Thierry du Villard (Jarden Corporation EMEA) : "Achats et supply chain doivent développer des synergies"
Publié par Propos recueillis par Charles Cohen le - mis à jour à
Piloter les achats européens d'un grand compte 100 % décentralisé, fort de 10 business units et de 120 marques, tel est quotidien de Thierry du Villard, vice-président achats et supply chain de Jarden, groupe américain spécialisé dans les produits de la maison et des loisirs extérieurs.
Comment implémenter une politique achats dans un grand compte décentralisé comme Jarden Corporation ?
Thierry du Villard : Le challenge est de taille car Jarden Corporation se décline comme un conglomérat de 10 business units (BU) aux activités très diverses. Si toutes nos marques vendent des biens de grande consommation, - parmi lesquelles Mapa Spontex, spécialisée dans la fabrication d'éponges et de gants -, chacune d'entre elles reste dédiée à un marché très spécifique (les tentes, les cartouches de gaz et barbecue pour CampingGaz, les bougies d'intérieur pour Yankee Candle, les tétines et biberons pour Nuk et Tigex, etc.). Telle une "somme de PME", dotées d'une culture propre, auprès desquelles il n'est pas toujours aisé de faire-valoir des pratiques achats communes.
C'est d'ailleurs là tout la valeur ajoutée de ma fonction : faire des achats un levier fort de centralisation en interne, tout en veillant à respecter les spécificités des entités existantes. Un pari stimulant dans un groupe américain aussi récent que Jarden, crée en 2003, où la mise en oeuvre de synergies est un enjeu essentiel de performance.
Pour atteindre un tel objectif, sur quelles ressources vous appuyez-vous en interne ?
En premier lieu, je m'appuie sur le patron des achats et supply chain monde de Jarden, basé à New York, dont je dépends directement.

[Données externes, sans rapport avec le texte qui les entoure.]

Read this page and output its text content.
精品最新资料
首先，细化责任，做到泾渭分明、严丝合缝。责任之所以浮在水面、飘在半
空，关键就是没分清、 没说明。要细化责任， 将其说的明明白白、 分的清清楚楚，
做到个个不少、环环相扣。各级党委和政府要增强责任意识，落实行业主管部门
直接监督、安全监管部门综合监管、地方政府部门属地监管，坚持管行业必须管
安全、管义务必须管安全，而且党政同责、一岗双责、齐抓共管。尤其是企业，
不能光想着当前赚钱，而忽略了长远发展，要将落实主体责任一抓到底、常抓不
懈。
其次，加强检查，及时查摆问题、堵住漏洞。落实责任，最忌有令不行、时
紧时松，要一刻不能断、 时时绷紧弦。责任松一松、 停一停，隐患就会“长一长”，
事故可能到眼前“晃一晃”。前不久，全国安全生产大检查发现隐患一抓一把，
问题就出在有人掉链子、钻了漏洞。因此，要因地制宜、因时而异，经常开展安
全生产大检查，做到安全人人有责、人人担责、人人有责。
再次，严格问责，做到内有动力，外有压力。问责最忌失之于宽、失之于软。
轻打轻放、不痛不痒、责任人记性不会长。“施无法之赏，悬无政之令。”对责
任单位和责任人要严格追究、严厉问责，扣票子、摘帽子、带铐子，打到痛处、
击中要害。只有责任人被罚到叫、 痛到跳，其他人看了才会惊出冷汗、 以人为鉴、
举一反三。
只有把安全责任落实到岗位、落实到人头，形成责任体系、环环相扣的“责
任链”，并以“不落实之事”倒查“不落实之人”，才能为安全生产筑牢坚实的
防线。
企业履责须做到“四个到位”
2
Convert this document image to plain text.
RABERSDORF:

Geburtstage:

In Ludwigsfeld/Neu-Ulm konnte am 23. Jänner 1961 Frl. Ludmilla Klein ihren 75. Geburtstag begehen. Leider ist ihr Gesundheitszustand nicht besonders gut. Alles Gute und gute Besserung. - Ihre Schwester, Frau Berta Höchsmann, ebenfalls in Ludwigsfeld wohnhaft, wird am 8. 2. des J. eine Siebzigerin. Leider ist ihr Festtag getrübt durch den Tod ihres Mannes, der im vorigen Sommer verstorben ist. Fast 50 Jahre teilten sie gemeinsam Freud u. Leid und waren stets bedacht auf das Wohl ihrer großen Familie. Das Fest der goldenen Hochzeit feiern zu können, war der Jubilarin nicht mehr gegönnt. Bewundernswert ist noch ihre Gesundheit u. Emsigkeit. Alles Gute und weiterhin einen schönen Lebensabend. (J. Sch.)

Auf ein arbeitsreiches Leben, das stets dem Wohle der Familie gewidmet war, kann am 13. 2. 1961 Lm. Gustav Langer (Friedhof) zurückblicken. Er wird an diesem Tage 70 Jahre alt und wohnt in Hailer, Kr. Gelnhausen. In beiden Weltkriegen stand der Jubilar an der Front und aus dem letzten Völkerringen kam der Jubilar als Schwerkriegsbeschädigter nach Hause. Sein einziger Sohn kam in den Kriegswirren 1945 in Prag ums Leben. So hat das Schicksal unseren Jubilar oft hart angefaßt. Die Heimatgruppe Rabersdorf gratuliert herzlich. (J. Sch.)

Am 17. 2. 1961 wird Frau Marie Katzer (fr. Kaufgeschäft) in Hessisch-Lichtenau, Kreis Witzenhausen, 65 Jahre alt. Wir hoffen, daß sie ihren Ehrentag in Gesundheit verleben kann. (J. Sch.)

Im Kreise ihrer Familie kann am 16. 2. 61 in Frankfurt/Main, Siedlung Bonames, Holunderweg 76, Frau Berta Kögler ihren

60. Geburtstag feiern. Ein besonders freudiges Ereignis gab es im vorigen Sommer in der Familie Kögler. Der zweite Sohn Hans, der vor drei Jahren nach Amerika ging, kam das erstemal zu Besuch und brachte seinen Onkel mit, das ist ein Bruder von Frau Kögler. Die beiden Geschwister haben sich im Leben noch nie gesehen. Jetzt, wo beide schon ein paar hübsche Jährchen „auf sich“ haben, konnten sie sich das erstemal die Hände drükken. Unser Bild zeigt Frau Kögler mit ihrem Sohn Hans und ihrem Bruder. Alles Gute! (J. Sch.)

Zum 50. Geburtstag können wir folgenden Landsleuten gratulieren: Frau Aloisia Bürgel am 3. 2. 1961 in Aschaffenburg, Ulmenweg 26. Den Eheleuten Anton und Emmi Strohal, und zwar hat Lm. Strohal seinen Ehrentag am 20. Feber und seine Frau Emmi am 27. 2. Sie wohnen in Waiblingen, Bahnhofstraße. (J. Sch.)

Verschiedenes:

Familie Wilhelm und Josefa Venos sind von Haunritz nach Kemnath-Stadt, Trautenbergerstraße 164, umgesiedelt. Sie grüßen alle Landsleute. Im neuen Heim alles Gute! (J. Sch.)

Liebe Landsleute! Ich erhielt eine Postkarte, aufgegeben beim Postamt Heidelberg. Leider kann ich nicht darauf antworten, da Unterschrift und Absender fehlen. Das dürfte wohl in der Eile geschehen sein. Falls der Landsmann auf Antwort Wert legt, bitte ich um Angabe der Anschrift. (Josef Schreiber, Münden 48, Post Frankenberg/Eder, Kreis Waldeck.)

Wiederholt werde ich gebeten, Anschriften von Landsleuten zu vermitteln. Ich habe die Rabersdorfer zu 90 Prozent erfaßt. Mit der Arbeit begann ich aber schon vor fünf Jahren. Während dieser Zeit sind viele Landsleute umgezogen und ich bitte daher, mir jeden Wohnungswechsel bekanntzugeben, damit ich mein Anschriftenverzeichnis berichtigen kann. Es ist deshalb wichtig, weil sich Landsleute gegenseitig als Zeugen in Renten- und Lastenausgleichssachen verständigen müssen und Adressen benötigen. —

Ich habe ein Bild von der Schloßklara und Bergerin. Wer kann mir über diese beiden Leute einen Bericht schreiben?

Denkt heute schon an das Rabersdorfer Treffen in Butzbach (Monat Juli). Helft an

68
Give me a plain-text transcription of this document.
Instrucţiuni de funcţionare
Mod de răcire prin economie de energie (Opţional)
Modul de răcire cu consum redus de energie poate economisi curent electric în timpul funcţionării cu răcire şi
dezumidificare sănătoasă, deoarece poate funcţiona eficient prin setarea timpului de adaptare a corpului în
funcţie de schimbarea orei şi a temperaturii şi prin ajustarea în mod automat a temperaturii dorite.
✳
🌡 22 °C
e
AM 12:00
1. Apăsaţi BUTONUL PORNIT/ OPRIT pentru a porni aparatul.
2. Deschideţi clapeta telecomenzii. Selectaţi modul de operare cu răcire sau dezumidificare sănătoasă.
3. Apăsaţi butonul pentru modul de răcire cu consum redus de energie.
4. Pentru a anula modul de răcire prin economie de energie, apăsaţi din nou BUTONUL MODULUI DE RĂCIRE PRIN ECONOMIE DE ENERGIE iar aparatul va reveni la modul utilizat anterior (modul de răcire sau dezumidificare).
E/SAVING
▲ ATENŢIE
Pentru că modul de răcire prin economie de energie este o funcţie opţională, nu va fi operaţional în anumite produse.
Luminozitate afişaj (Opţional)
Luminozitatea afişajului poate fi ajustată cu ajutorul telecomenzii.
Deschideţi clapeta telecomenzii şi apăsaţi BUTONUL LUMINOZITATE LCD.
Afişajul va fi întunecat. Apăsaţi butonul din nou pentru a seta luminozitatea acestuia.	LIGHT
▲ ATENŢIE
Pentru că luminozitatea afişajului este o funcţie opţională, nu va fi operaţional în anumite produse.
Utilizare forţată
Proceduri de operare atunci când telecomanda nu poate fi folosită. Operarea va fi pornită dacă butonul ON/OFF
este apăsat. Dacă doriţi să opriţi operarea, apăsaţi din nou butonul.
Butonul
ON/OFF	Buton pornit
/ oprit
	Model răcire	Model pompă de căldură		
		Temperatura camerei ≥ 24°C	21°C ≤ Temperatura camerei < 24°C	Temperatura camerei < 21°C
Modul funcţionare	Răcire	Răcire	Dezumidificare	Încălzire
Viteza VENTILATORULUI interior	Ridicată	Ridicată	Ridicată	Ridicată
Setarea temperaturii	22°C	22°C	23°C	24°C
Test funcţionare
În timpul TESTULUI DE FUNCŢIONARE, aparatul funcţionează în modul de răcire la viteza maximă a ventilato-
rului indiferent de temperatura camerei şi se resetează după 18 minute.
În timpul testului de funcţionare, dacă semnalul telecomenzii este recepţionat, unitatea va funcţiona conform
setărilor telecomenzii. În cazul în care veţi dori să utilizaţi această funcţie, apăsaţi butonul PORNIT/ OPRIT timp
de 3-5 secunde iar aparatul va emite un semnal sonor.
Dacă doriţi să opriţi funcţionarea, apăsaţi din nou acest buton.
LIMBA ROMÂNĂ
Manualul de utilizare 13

Dès 2010, année du rachat du groupe Mapa Spontex - dont j'étais à l'époque le directeur achats -, le mandat qui m'a été confié, en tant que vice-président purchasing & supply chain pour la région EMEA, était très clair : être le relais terrain d'une démarche globale d'intégration de nos BU européennes dans un environnement groupe. Et ce, pour générer des synergies multi-BU au sens large, en termes de compétitivité, de massification, de benchmark, etc., au sein d'une fonction achats très éclatée. Avec pas moins de 60 acheteurs & supply chain managers répartis dans les différentes BU de la zone EMEA.
Si je travaille de concert avec ces équipes en fonctionnel et matriciel, je n'ai donc aucune autorité hiérarchique sur elle, chaque membre étant sous la direction de son président de BU. Une configuration certes complexe, mais qui est loin d'être un réel obstacle dans un groupe jeune et dynamique comme Jarden. Un état d'esprit très américain qui favorise une culture sans tabou ouvrant la voie à tous les possibles. De cette manière, j'ose plus facilement réformer certains process sensibles ou lancer de nouveaux dossiers. Je collabore alors en direct avec les présidents de chaque marque, voire en organisant ponctuellement des séminaires achats avec les équipes.
Quelles synergies avez-vous pu mettre en place ?
La mutualisation des achats a pu être menée sur une kyrielle de catégories intégrées à mon scope, équivalant, au total, à 1 milliard de dollars (800 millions d'euros). Et ce, qu'il s'agisse des achats directs et matières premières - acier, fer-blanc, caoutchouc, packaging, énergie, entrepôts, transport maritime -, ou des achats indirects à l'instar des voyages d'affaires ou des voitures en location longue durée. Au-delà de la massification, l'objectif consiste à développer les pratiques de benchmark entre les BU. Et pour cause : la forte diversité de notre groupe se prête aisément au déploiement d'une approche collaborative permettant à une entité de s'inspirer des bonnes idées d'une autre pour réaliser des économies. Véritable chef d'orchestre, j'essaie d'être le fer de lance d'une telle démarche propre à uniformiser la culture achats du groupe et surtout je m'attache à créer des ponts entre des équipes achats qui se connaissent encore assez mal.